階段を下りきると狭い廊下があり、その両側にはいくつもの扉があった。
ここなら、かくれる場所がたくさんある――アンドロイドは思考した。
その思考を読んだ青年は、微笑んだ。
「さぁ、始めよう。まずは僕が鬼をやる。いったん上に戻って三分経ったら下りてくるから、その間にかくれてごらん。いいかい? 僕に見つからないように、かくれなくてはいけないんだよ。そういう遊びなんだから」
「ハイ、マスター。頑張ります」
初めての遊びに夢中だったのだ。廊下には小さな誘導灯しかなかったことも災いした。アンドロイドは気づかなかった。否、人間の体温や心拍数、声質の感知機能が付いてない極めて旧型のアンドロイドでは、たとえ陽の下にいても気づけなかっただろう。青年の顔が死人のように蒼ざめていたことには。
アンドロイドは一番奥の部屋を選んだ。室内にあった小さな収納庫には、身を丸めるとぎりぎり入れるだけの空間があった。
その鉄扉を閉めてから三分後、人がなだれ込んでくるのがわかった。子供の声もする。青年は二人だけの予行練習と言っていたが、ちゃんと呼んできてくれたのだ。
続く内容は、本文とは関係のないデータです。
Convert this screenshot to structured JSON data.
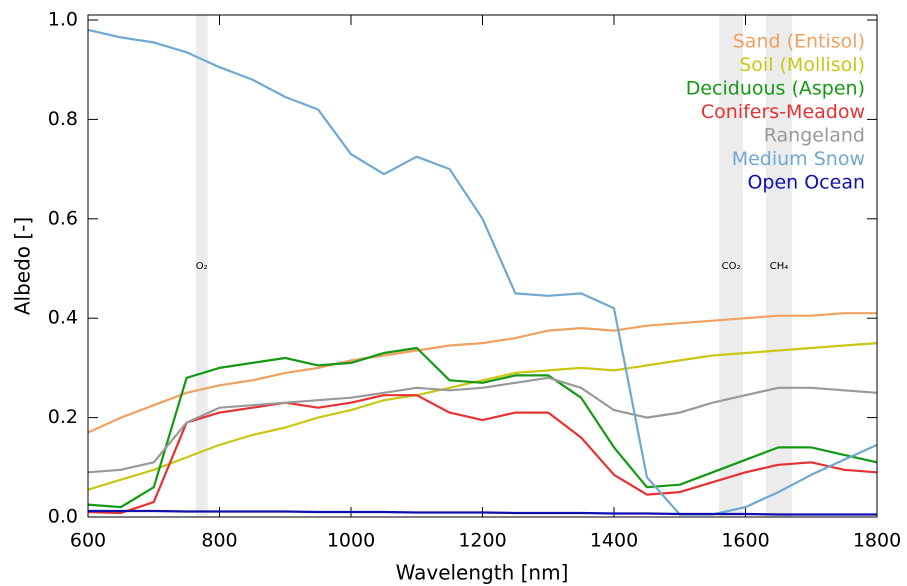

青年の誠実さ。触れられてもいないのに今度は胸部に温もり。解析不能な信号。
アンドロイドは思考した――初めてにしては上出来だったと褒めてもらいたい。そのためには、マスター以外の相手に見つからないようにしなくては。
アンドロイドは思考した――ドウカ、見ツカリマセンヨウニ。
それだけを思考した。
――その後、一度だけ大きな振動があった。